Carmelite orders are and order that focus on finding the higher up with prayer and meditation. “how would you find peace in chaos? You find peace in contemplating silence and prayer” that was what one of the Nuns of the order says. And yes in the world where I am living now chaos and hectic-ness are the norm. Nothing can actually be too quite. There gadget and environmental sound almost everywhere now. So how do we find our own self? In one of the order prayer there is this verse which say “all things are passing; only God is changeless. Patience gains all thing”.. I pin up that prayer on my cubicle and every time I need to find myself. The prayer really does help.

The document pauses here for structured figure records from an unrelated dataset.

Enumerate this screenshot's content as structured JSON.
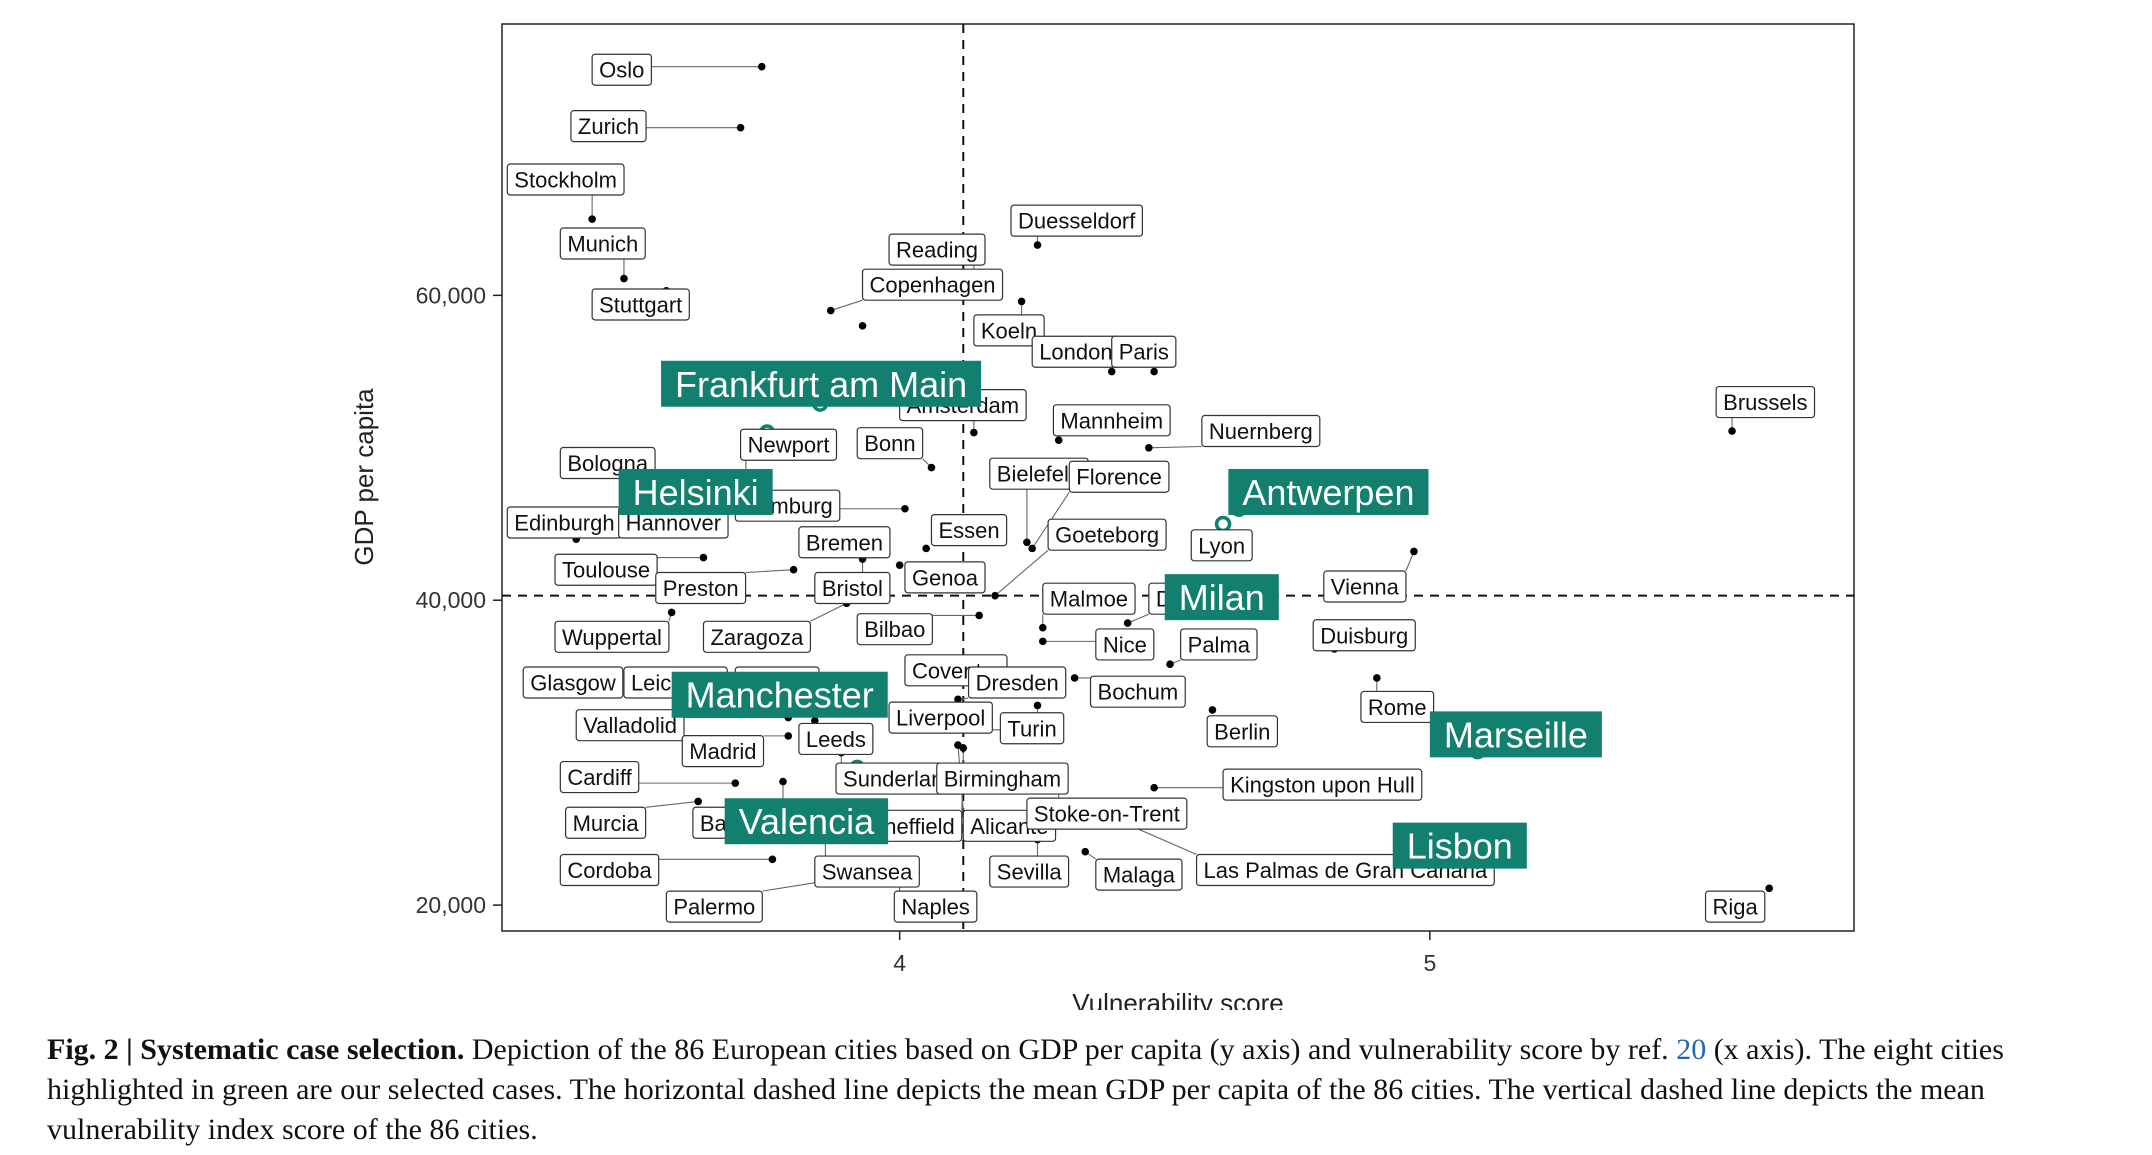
{
  "chart_data": {
    "type": "scatter",
    "xlabel": "Vulnerability score",
    "ylabel": "GDP per capita",
    "xlim": [
      3.25,
      5.8
    ],
    "ylim": [
      18300,
      77800
    ],
    "x_ticks": [
      {
        "value": 4,
        "label": "4"
      },
      {
        "value": 5,
        "label": "5"
      }
    ],
    "y_ticks": [
      {
        "value": 20000,
        "label": "20,000"
      },
      {
        "value": 40000,
        "label": "40,000"
      },
      {
        "value": 60000,
        "label": "60,000"
      }
    ],
    "mean_x": 4.12,
    "mean_y": 40300,
    "highlight_color": "#13806f",
    "point_color": "#000000",
    "selected": [
      {
        "name": "Frankfurt am Main",
        "x": 3.85,
        "y": 52900
      },
      {
        "name": "Helsinki",
        "x": 3.75,
        "y": 51000
      },
      {
        "name": "Antwerpen",
        "x": 4.64,
        "y": 46000
      },
      {
        "name": "Milan",
        "x": 4.61,
        "y": 45000
      },
      {
        "name": "Manchester",
        "x": 3.72,
        "y": 34500
      },
      {
        "name": "Marseille",
        "x": 5.09,
        "y": 30100
      },
      {
        "name": "Valencia",
        "x": 3.92,
        "y": 29000
      },
      {
        "name": "Lisbon",
        "x": 4.97,
        "y": 23000
      }
    ],
    "points": [
      {
        "name": "Oslo",
        "x": 3.74,
        "y": 75000
      },
      {
        "name": "Zurich",
        "x": 3.7,
        "y": 71000
      },
      {
        "name": "Stockholm",
        "x": 3.42,
        "y": 65000
      },
      {
        "name": "Munich",
        "x": 3.48,
        "y": 61100
      },
      {
        "name": "Stuttgart",
        "x": 3.56,
        "y": 60300
      },
      {
        "name": "Copenhagen",
        "x": 3.87,
        "y": 59000
      },
      {
        "name": "Reading",
        "x": 4.14,
        "y": 61000
      },
      {
        "name": "Duesseldorf",
        "x": 4.26,
        "y": 63300
      },
      {
        "name": "Koeln",
        "x": 4.23,
        "y": 59600
      },
      {
        "name": "London",
        "x": 4.4,
        "y": 55000
      },
      {
        "name": "Paris",
        "x": 4.48,
        "y": 55000
      },
      {
        "name": "Berlin",
        "x": 3.93,
        "y": 58000
      },
      {
        "name": "Amsterdam",
        "x": 4.14,
        "y": 51000
      },
      {
        "name": "Mannheim",
        "x": 4.3,
        "y": 50500
      },
      {
        "name": "Nuernberg",
        "x": 4.47,
        "y": 50000
      },
      {
        "name": "Newport",
        "x": 3.71,
        "y": 47000
      },
      {
        "name": "Bonn",
        "x": 4.06,
        "y": 48700
      },
      {
        "name": "Bologna",
        "x": 3.55,
        "y": 47500
      },
      {
        "name": "Bielefeld",
        "x": 4.24,
        "y": 43800
      },
      {
        "name": "Florence",
        "x": 4.25,
        "y": 43400
      },
      {
        "name": "Edinburgh",
        "x": 3.39,
        "y": 44000
      },
      {
        "name": "Hannover",
        "x": 3.64,
        "y": 44800
      },
      {
        "name": "Hamburg",
        "x": 4.01,
        "y": 46000
      },
      {
        "name": "Essen",
        "x": 4.05,
        "y": 43400
      },
      {
        "name": "Goeteborg",
        "x": 4.18,
        "y": 40300
      },
      {
        "name": "Lyon",
        "x": 4.56,
        "y": 43500
      },
      {
        "name": "Bremen",
        "x": 3.88,
        "y": 43000
      },
      {
        "name": "Toulouse",
        "x": 3.63,
        "y": 42800
      },
      {
        "name": "Preston",
        "x": 3.8,
        "y": 42000
      },
      {
        "name": "Bristol",
        "x": 3.93,
        "y": 42700
      },
      {
        "name": "Genoa",
        "x": 4.0,
        "y": 42300
      },
      {
        "name": "Malmoe",
        "x": 4.27,
        "y": 38200
      },
      {
        "name": "Dortmund",
        "x": 4.43,
        "y": 38500
      },
      {
        "name": "Vienna",
        "x": 4.97,
        "y": 43200
      },
      {
        "name": "Brussels",
        "x": 5.57,
        "y": 51100
      },
      {
        "name": "Wuppertal",
        "x": 3.57,
        "y": 39200
      },
      {
        "name": "Zaragoza",
        "x": 3.9,
        "y": 39800
      },
      {
        "name": "Bilbao",
        "x": 4.15,
        "y": 39000
      },
      {
        "name": "Nice",
        "x": 4.27,
        "y": 37300
      },
      {
        "name": "Palma",
        "x": 4.51,
        "y": 35800
      },
      {
        "name": "Duisburg",
        "x": 4.82,
        "y": 36800
      },
      {
        "name": "Glasgow",
        "x": 3.51,
        "y": 34500
      },
      {
        "name": "Leicester",
        "x": 3.6,
        "y": 34900
      },
      {
        "name": "Leipzig",
        "x": 3.96,
        "y": 34600
      },
      {
        "name": "Coventry",
        "x": 4.1,
        "y": 34800
      },
      {
        "name": "Dresden",
        "x": 4.11,
        "y": 33500
      },
      {
        "name": "Bochum",
        "x": 4.33,
        "y": 34900
      },
      {
        "name": "Rome",
        "x": 4.9,
        "y": 34900
      },
      {
        "name": "Valladolid",
        "x": 3.79,
        "y": 32300
      },
      {
        "name": "Liverpool",
        "x": 4.21,
        "y": 31500
      },
      {
        "name": "Turin",
        "x": 4.26,
        "y": 33100
      },
      {
        "name": "Berlin",
        "x": 4.59,
        "y": 32800
      },
      {
        "name": "Madrid",
        "x": 3.79,
        "y": 31100
      },
      {
        "name": "Leeds",
        "x": 3.84,
        "y": 32100
      },
      {
        "name": "Cardiff",
        "x": 3.69,
        "y": 28000
      },
      {
        "name": "Sunderland",
        "x": 3.89,
        "y": 30000
      },
      {
        "name": "Birmingham",
        "x": 4.12,
        "y": 30300
      },
      {
        "name": "Kingston upon Hull",
        "x": 4.48,
        "y": 27700
      },
      {
        "name": "Murcia",
        "x": 3.62,
        "y": 26800
      },
      {
        "name": "Barcelona",
        "x": 3.78,
        "y": 28100
      },
      {
        "name": "Sheffield",
        "x": 4.12,
        "y": 29000
      },
      {
        "name": "Alicante",
        "x": 4.11,
        "y": 30500
      },
      {
        "name": "Stoke-on-Trent",
        "x": 4.3,
        "y": 27800
      },
      {
        "name": "Las Palmas de Gran Canaria",
        "x": 4.37,
        "y": 26200
      },
      {
        "name": "Cordoba",
        "x": 3.76,
        "y": 23000
      },
      {
        "name": "Swansea",
        "x": 3.86,
        "y": 25100
      },
      {
        "name": "Sevilla",
        "x": 4.26,
        "y": 24300
      },
      {
        "name": "Malaga",
        "x": 4.35,
        "y": 23500
      },
      {
        "name": "Palermo",
        "x": 3.9,
        "y": 21800
      },
      {
        "name": "Naples",
        "x": 4.0,
        "y": 22200
      },
      {
        "name": "Riga",
        "x": 5.64,
        "y": 21100
      }
    ],
    "labels": [
      {
        "text": "Oslo",
        "point": 0,
        "lx": 3.42,
        "ly": 74800
      },
      {
        "text": "Zurich",
        "point": 1,
        "lx": 3.38,
        "ly": 71100
      },
      {
        "text": "Stockholm",
        "point": 2,
        "lx": 3.26,
        "ly": 67600
      },
      {
        "text": "Munich",
        "point": 3,
        "lx": 3.36,
        "ly": 63400
      },
      {
        "text": "Stuttgart",
        "point": 4,
        "lx": 3.42,
        "ly": 59400
      },
      {
        "text": "Copenhagen",
        "point": 5,
        "lx": 3.93,
        "ly": 60700
      },
      {
        "text": "Reading",
        "point": 6,
        "lx": 3.98,
        "ly": 63000
      },
      {
        "text": "Duesseldorf",
        "point": 7,
        "lx": 4.21,
        "ly": 64900
      },
      {
        "text": "Koeln",
        "point": 8,
        "lx": 4.14,
        "ly": 57700
      },
      {
        "text": "London",
        "point": 9,
        "lx": 4.25,
        "ly": 56300
      },
      {
        "text": "Paris",
        "point": 10,
        "lx": 4.4,
        "ly": 56300
      },
      {
        "text": "Amsterdam",
        "point": 12,
        "lx": 4.0,
        "ly": 52800
      },
      {
        "text": "Mannheim",
        "point": 13,
        "lx": 4.29,
        "ly": 51800
      },
      {
        "text": "Nuernberg",
        "point": 14,
        "lx": 4.57,
        "ly": 51100
      },
      {
        "text": "Newport",
        "point": 15,
        "lx": 3.7,
        "ly": 50200
      },
      {
        "text": "Bonn",
        "point": 16,
        "lx": 3.92,
        "ly": 50300
      },
      {
        "text": "Bologna",
        "point": 17,
        "lx": 3.36,
        "ly": 49000
      },
      {
        "text": "Bielefeld",
        "point": 18,
        "lx": 4.17,
        "ly": 48300
      },
      {
        "text": "Florence",
        "point": 19,
        "lx": 4.32,
        "ly": 48100
      },
      {
        "text": "Edinburgh",
        "point": 20,
        "lx": 3.26,
        "ly": 45100
      },
      {
        "text": "Hannover",
        "point": 21,
        "lx": 3.47,
        "ly": 45100
      },
      {
        "text": "Hamburg",
        "point": 22,
        "lx": 3.69,
        "ly": 46200
      },
      {
        "text": "Essen",
        "point": 23,
        "lx": 4.06,
        "ly": 44600
      },
      {
        "text": "Goeteborg",
        "point": 24,
        "lx": 4.28,
        "ly": 44300
      },
      {
        "text": "Lyon",
        "point": 25,
        "lx": 4.55,
        "ly": 43600
      },
      {
        "text": "Bremen",
        "point": 26,
        "lx": 3.81,
        "ly": 43800
      },
      {
        "text": "Toulouse",
        "point": 27,
        "lx": 3.35,
        "ly": 42000
      },
      {
        "text": "Preston",
        "point": 28,
        "lx": 3.54,
        "ly": 40800
      },
      {
        "text": "Bristol",
        "point": 29,
        "lx": 3.84,
        "ly": 40800
      },
      {
        "text": "Genoa",
        "point": 30,
        "lx": 4.01,
        "ly": 41500
      },
      {
        "text": "Malmoe",
        "point": 31,
        "lx": 4.27,
        "ly": 40100
      },
      {
        "text": "Dortmund",
        "point": 32,
        "lx": 4.47,
        "ly": 40100
      },
      {
        "text": "Vienna",
        "point": 33,
        "lx": 4.8,
        "ly": 40900
      },
      {
        "text": "Brussels",
        "point": 34,
        "lx": 5.54,
        "ly": 53000
      },
      {
        "text": "Wuppertal",
        "point": 35,
        "lx": 3.35,
        "ly": 37600
      },
      {
        "text": "Zaragoza",
        "point": 36,
        "lx": 3.63,
        "ly": 37600
      },
      {
        "text": "Bilbao",
        "point": 37,
        "lx": 3.92,
        "ly": 38100
      },
      {
        "text": "Nice",
        "point": 38,
        "lx": 4.37,
        "ly": 37100
      },
      {
        "text": "Palma",
        "point": 39,
        "lx": 4.53,
        "ly": 37100
      },
      {
        "text": "Duisburg",
        "point": 40,
        "lx": 4.78,
        "ly": 37700
      },
      {
        "text": "Glasgow",
        "point": 41,
        "lx": 3.29,
        "ly": 34600
      },
      {
        "text": "Leicester",
        "point": 42,
        "lx": 3.48,
        "ly": 34600
      },
      {
        "text": "Leipzig",
        "point": 43,
        "lx": 3.69,
        "ly": 34600
      },
      {
        "text": "Coventry",
        "point": 44,
        "lx": 4.01,
        "ly": 35400
      },
      {
        "text": "Dresden",
        "point": 45,
        "lx": 4.13,
        "ly": 34600
      },
      {
        "text": "Bochum",
        "point": 46,
        "lx": 4.36,
        "ly": 34000
      },
      {
        "text": "Rome",
        "point": 47,
        "lx": 4.87,
        "ly": 33000
      },
      {
        "text": "Valladolid",
        "point": 48,
        "lx": 3.39,
        "ly": 31800
      },
      {
        "text": "Liverpool",
        "point": 49,
        "lx": 3.98,
        "ly": 32300
      },
      {
        "text": "Turin",
        "point": 50,
        "lx": 4.19,
        "ly": 31600
      },
      {
        "text": "Berlin",
        "point": 51,
        "lx": 4.58,
        "ly": 31400
      },
      {
        "text": "Madrid",
        "point": 52,
        "lx": 3.59,
        "ly": 30100
      },
      {
        "text": "Leeds",
        "point": 53,
        "lx": 3.81,
        "ly": 30900
      },
      {
        "text": "Cardiff",
        "point": 54,
        "lx": 3.36,
        "ly": 28400
      },
      {
        "text": "Sunderland",
        "point": 55,
        "lx": 3.88,
        "ly": 28300
      },
      {
        "text": "Birmingham",
        "point": 56,
        "lx": 4.07,
        "ly": 28300
      },
      {
        "text": "Kingston upon Hull",
        "point": 57,
        "lx": 4.61,
        "ly": 27900
      },
      {
        "text": "Murcia",
        "point": 58,
        "lx": 3.37,
        "ly": 25400
      },
      {
        "text": "Barcelona",
        "point": 59,
        "lx": 3.61,
        "ly": 25400
      },
      {
        "text": "Sheffield",
        "point": 60,
        "lx": 3.93,
        "ly": 25200
      },
      {
        "text": "Alicante",
        "point": 61,
        "lx": 4.12,
        "ly": 25200
      },
      {
        "text": "Stoke-on-Trent",
        "point": 62,
        "lx": 4.24,
        "ly": 26000
      },
      {
        "text": "Las Palmas de Gran Canaria",
        "point": 63,
        "lx": 4.56,
        "ly": 22300
      },
      {
        "text": "Cordoba",
        "point": 64,
        "lx": 3.36,
        "ly": 22300
      },
      {
        "text": "Swansea",
        "point": 65,
        "lx": 3.84,
        "ly": 22200
      },
      {
        "text": "Sevilla",
        "point": 66,
        "lx": 4.17,
        "ly": 22200
      },
      {
        "text": "Malaga",
        "point": 67,
        "lx": 4.37,
        "ly": 22000
      },
      {
        "text": "Palermo",
        "point": 68,
        "lx": 3.56,
        "ly": 19900
      },
      {
        "text": "Naples",
        "point": 69,
        "lx": 3.99,
        "ly": 19900
      },
      {
        "text": "Riga",
        "point": 70,
        "lx": 5.52,
        "ly": 19900
      }
    ],
    "highlight_labels": [
      {
        "text": "Frankfurt am Main",
        "lx": 3.55,
        "ly": 54200
      },
      {
        "text": "Helsinki",
        "lx": 3.47,
        "ly": 47100
      },
      {
        "text": "Antwerpen",
        "lx": 4.62,
        "ly": 47100
      },
      {
        "text": "Milan",
        "lx": 4.5,
        "ly": 40200
      },
      {
        "text": "Manchester",
        "lx": 3.57,
        "ly": 33800
      },
      {
        "text": "Marseille",
        "lx": 5.0,
        "ly": 31200
      },
      {
        "text": "Valencia",
        "lx": 3.67,
        "ly": 25500
      },
      {
        "text": "Lisbon",
        "lx": 4.93,
        "ly": 23900
      }
    ]
  },
  "caption": {
    "lead": "Fig. 2 | Systematic case selection.",
    "body_1": " Depiction of the 86 European cities based on GDP per capita (y axis) and vulnerability score by ref. ",
    "ref": "20",
    "body_2": " (x axis). The eight cities highlighted in green are our selected cases. The horizontal dashed line depicts the mean GDP per capita of the 86 cities. The vertical dashed line depicts the mean vulnerability index score of the 86 cities."
  }
}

31 June 2015 my grandma pass away, my heart sunk and broken since the last time I saw her was last December. I could not hug her tightly that time because she seem fragile, I was afraid that I might hurt her if I gave her a hug, I was only able to give her a kiss and hold her hand for a while. Franticly I went to find a flight ticket back home but to no avail. I might have missed the funeral. The morning after I saw the prayers pin-up on my cubicle and start to recite it over and over again to find a way to calm my heart. A few moment after I got a call and it’s a friend whom got me a flight ticket that evening. I was thankful to my friend because if not I would had regret it for the rest of my life. When I was on board that flight my tears can’t stop flowing for the whole two hour journey. Yet it was not because mow she are gone, it was because I was remembering everything my grandma had done for me on during my younger years. I guess I always thought she be there forever. “All things are passing” now I understand.